Playing cards and games were prohibited by the rabbis over the years and were deplored as frivolous because they took away from Torah study, however, the custom continued.

In Medieval Germany, dice were used for the game, and they were inscribed with N, G, H, and S. N stood for nichts or nothing; G stood for ganz or all; H was for halb or half; and S meant stellein or put in. All players would hold an equal number of nuts, raisins or coins. Each player put one in the middle, and the first player would spin the dice. Each letter stood for a move in the game-putting in or taking out nuts, raisins or coins, according to where the dice landed.

Later, boys carved tops or dreidels out of wood or poured hot lead into a form to make a spinning top. The letters were then changed to Hebrew and said to stand for nun, gimmel, hey and shin. The rabbis were less reluctant for boys to play because the letters were interpreted to stand for the phrase, Nes Gadol Hayah Sham-a great miracle happened there.

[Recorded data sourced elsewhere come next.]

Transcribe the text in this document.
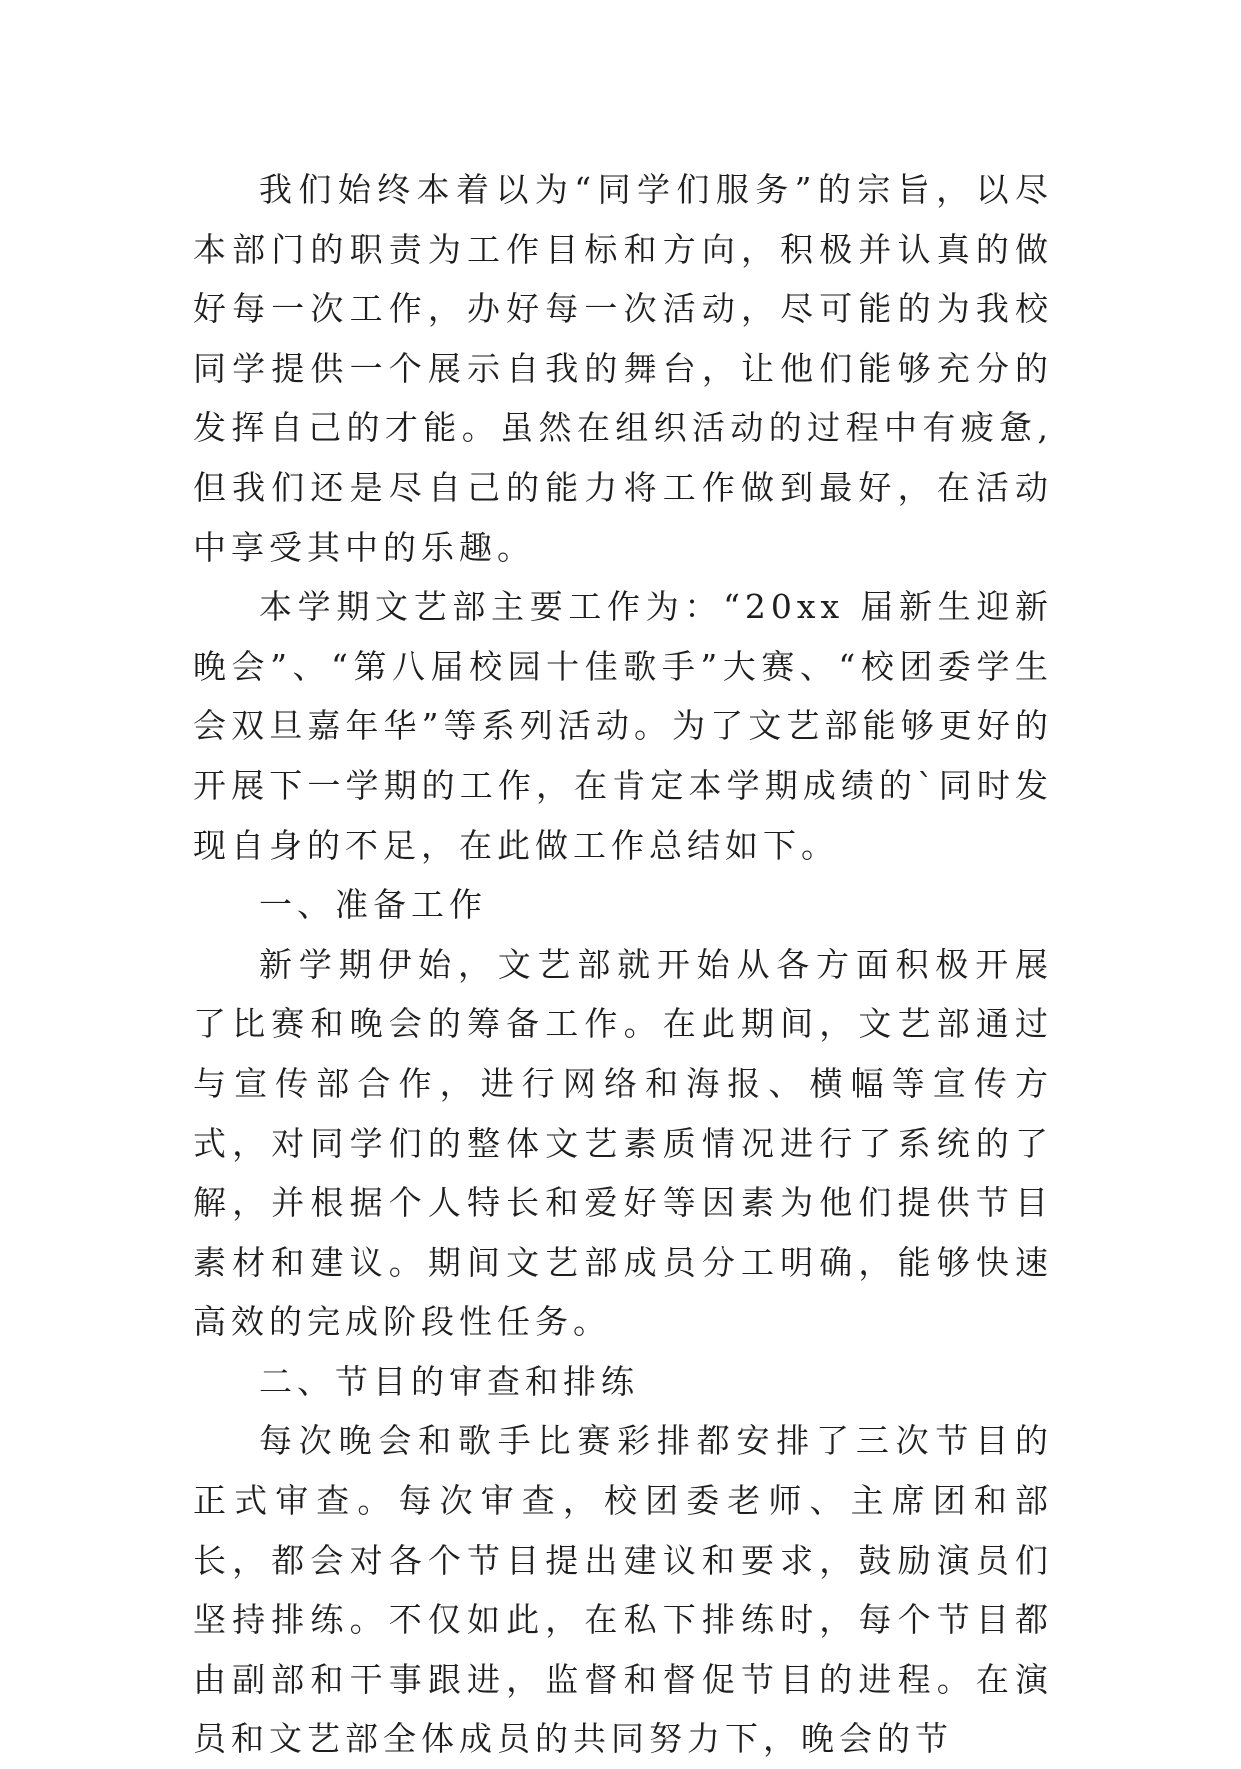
我们始终本着以为“同学们服务”的宗旨，以尽本部门的职责为工作目标和方向，积极并认真的做好每一次工作，办好每一次活动，尽可能的为我校同学提供一个展示自我的舞台，让他们能够充分的发挥自己的才能。虽然在组织活动的过程中有疲惫,但我们还是尽自己的能力将工作做到最好，在活动中享受其中的乐趣。

本学期文艺部主要工作为：“20xx 届新生迎新晚会”、“第八届校园十佳歌手”大赛、“校团委学生会双旦嘉年华”等系列活动。为了文艺部能够更好的开展下一学期的工作，在肯定本学期成绩的`同时发现自身的不足，在此做工作总结如下。

一、准备工作

新学期伊始，文艺部就开始从各方面积极开展了比赛和晚会的筹备工作。在此期间，文艺部通过与宣传部合作，进行网络和海报、横幅等宣传方式，对同学们的整体文艺素质情况进行了系统的了解，并根据个人特长和爱好等因素为他们提供节目素材和建议。期间文艺部成员分工明确，能够快速高效的完成阶段性任务。

二、节目的审查和排练

每次晚会和歌手比赛彩排都安排了三次节目的正式审查。每次审查，校团委老师、主席团和部长，都会对各个节目提出建议和要求，鼓励演员们坚持排练。不仅如此，在私下排练时，每个节目都由副部和干事跟进，监督和督促节目的进程。在演员和文艺部全体成员的共同努力下，晚会的节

In modem Israel, the Hebrew letter shin is replaced by a peh, standing for poh, meaning here-a great miracle happened here.

The rabbis felt even more comfortable about the game when it was also realized that when the Hebrew letters, which had numerical value, were added together, they totaled 358, the same number of letters as the word for Messiah. (Nun is 50, gimmel is three, hey is five and shin is 300.) The letters of the word Messiah or mashiach in Hebrew are mem, which is 40, shin which is 300, yud which is 10 and chet which is eight. Since the Jews are still waiting for the Messiah, this would show the way for a miracle.

Another mystical interpretation of the Hebrew letters is described by Philip Goodman in “The Hanukkah Anthology.” He writes that nun stood for nefesh (Hebrew for soul); gimmel stood for guf (Hebrew for body); shin stood for sechal (Hebrew for mind); and hey stood for hakol (all) implying all the characteristics of man.

The origin of the song was the subject of an interesting article a few years ago in the Hadassah Magazine by Melanie Mitzman. She wrote that Professor of Music and Jewish Studies at Northeastern University, Joshua Jacobson, claimed the song was originally in Yiddish and the opening line was “I made it out of lead.”

Samuel Grossman is said to have penned the English lyrics, and Samuel Goldfarb, a Jewish liturgical composer employed by the Bureau of Jewish Education between 1914 and 1929, wrote the melody for the English version. Goldfarb’s granddaughter, Susan Wolfe, recalls telling her public school class that her grandfather had written “The Dreidel Song,” but they did not believe her.

Dreidel Games

Put and Take

On the sides of the dreidel are four letters. They stand for Nes Gadol Hayah Sham-A great miracle happened there.

To play the game, each player puts in one or more nuts or coins as agreed.

Spin the dreidel.

If it falls on N, the player does nothing.

If it falls on G, the player gets all.

If it falls on H, the player takes half.

If it falls on S, the player takes the whole pot.


All plays spin the dreidel at a given signal. The player whose dreidel spins the longest is the winner.

Play for Score

Each Hebrew letter of the dreidel has a numerical value.

N = 50

G= 3

H = 5

S = 300

Plays agree on a definite score or definite time in which to play. Each player spins the dreidel. Scorekeeper credits each player with numerical value of letter on which his dreidel falls until score is reached.